Mihailis Evangelos Diamantis (Columbia Law School; NYU, Philosophy Department) has posted Dealer's Choice in Moral Gambling on SSRN. Here is the abstract:
Apportioning blame is a messy business with significant moral implications. This makes it attractive quarry for moral philosophers who hope to show us precisely how to do it. This article argues, contra these efforts, that analytic philosophy can only go so far because much of the disorder in blaming is inherent. Philosophers, taking for granted an exacting view of the nature of justification for blame, have paid too little attention to the role of discretion.

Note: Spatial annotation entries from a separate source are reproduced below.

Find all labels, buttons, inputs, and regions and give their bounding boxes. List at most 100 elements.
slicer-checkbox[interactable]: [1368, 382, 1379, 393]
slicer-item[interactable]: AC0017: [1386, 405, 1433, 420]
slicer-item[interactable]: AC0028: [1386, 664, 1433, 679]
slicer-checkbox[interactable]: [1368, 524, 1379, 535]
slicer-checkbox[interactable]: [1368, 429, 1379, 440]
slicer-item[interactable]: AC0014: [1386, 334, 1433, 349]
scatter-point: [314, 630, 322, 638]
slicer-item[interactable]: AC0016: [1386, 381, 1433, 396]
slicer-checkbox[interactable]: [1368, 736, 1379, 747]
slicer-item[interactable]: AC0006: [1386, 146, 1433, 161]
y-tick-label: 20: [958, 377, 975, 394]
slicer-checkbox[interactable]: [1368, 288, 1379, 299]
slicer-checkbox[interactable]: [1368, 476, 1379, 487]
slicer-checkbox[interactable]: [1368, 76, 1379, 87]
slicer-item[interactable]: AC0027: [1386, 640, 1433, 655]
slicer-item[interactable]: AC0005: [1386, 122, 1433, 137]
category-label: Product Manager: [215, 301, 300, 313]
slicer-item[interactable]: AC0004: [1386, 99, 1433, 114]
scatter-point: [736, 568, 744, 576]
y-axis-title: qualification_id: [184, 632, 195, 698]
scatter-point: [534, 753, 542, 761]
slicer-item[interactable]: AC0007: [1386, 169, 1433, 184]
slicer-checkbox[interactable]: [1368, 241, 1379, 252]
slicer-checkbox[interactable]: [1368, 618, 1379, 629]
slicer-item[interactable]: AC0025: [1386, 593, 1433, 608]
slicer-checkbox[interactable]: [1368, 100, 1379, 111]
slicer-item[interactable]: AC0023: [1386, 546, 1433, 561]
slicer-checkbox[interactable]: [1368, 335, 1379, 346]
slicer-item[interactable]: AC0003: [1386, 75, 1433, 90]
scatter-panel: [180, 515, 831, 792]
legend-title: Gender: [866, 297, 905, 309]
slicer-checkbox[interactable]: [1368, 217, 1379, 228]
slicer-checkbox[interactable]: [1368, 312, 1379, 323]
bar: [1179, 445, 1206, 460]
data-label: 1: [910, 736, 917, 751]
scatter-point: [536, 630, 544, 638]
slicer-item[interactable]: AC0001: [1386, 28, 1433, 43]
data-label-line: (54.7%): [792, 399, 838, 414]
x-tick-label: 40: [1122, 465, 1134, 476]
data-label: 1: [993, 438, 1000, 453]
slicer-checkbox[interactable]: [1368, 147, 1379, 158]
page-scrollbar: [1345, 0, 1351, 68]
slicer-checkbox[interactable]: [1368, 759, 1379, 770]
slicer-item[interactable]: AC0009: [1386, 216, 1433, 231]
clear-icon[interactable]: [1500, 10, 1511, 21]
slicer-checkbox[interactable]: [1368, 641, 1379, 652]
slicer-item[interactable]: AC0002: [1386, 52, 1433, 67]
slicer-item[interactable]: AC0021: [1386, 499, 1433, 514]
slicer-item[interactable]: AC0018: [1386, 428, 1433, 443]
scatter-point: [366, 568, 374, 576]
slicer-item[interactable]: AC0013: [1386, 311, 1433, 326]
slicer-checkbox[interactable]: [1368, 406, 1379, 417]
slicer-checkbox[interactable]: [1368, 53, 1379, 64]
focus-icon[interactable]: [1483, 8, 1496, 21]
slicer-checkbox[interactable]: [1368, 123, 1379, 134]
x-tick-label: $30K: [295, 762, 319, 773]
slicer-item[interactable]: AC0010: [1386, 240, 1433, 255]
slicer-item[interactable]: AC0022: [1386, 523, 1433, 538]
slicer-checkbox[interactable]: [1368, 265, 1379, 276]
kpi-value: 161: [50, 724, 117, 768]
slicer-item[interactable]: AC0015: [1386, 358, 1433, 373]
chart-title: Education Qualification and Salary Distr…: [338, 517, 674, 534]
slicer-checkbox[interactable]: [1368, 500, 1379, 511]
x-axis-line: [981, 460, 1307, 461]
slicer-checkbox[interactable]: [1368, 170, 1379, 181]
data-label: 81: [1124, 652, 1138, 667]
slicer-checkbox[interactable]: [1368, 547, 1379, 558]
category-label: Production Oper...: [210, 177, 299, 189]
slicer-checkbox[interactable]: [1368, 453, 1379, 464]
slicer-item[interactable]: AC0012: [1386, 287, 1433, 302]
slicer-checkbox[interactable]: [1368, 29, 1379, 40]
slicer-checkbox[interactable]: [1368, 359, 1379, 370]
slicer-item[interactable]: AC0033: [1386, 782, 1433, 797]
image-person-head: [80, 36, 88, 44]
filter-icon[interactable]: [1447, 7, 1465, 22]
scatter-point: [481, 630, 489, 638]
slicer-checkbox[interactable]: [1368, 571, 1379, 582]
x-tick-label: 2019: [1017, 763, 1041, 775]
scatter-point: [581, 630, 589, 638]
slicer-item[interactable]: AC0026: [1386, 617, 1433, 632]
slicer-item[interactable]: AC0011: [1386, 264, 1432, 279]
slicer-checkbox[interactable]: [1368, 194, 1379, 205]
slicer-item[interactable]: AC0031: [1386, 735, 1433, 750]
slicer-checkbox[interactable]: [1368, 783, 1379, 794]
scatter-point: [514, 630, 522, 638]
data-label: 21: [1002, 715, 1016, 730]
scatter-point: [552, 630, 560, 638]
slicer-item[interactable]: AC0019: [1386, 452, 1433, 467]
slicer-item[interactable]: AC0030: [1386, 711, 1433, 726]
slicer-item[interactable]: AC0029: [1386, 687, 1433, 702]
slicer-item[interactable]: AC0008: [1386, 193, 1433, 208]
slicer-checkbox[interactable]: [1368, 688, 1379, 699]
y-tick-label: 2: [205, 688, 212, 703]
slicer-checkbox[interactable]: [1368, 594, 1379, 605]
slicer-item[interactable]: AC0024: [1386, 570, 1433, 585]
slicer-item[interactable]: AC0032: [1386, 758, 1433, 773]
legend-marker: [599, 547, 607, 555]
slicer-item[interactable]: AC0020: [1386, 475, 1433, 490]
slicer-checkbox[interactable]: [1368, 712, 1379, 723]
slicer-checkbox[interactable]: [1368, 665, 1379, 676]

This article suggests that there are occasions on which all the circumstances of a wrongful act underdetermine the appropriate severity of blaming response. In such cases, the blamer may choose among a range of options, any of which would be as justified as the other. Such discretion explains why, even if philosophers could straighten the conceptual confusions and sweep away unjustified practices, blaming would still be a messy endeavor.
The article comes to the importance of discretion by considering a new problem of moral luck that draws attention to the different blaming responses otherwise similarly situated wrongdoers may face depending on the identity of the blamers around them. The solution to this new problem acknowledges blamers’ flexibility in tailoring appropriate blaming responses. With discretion given its due regard, new ways of theorizing about our committed blaming practices begin to emerge. Along with them comes the possibility of accommodating the otherwise puzzling flexibility we find in our own blaming practice and faultless cross-cultural and interpersonal variation.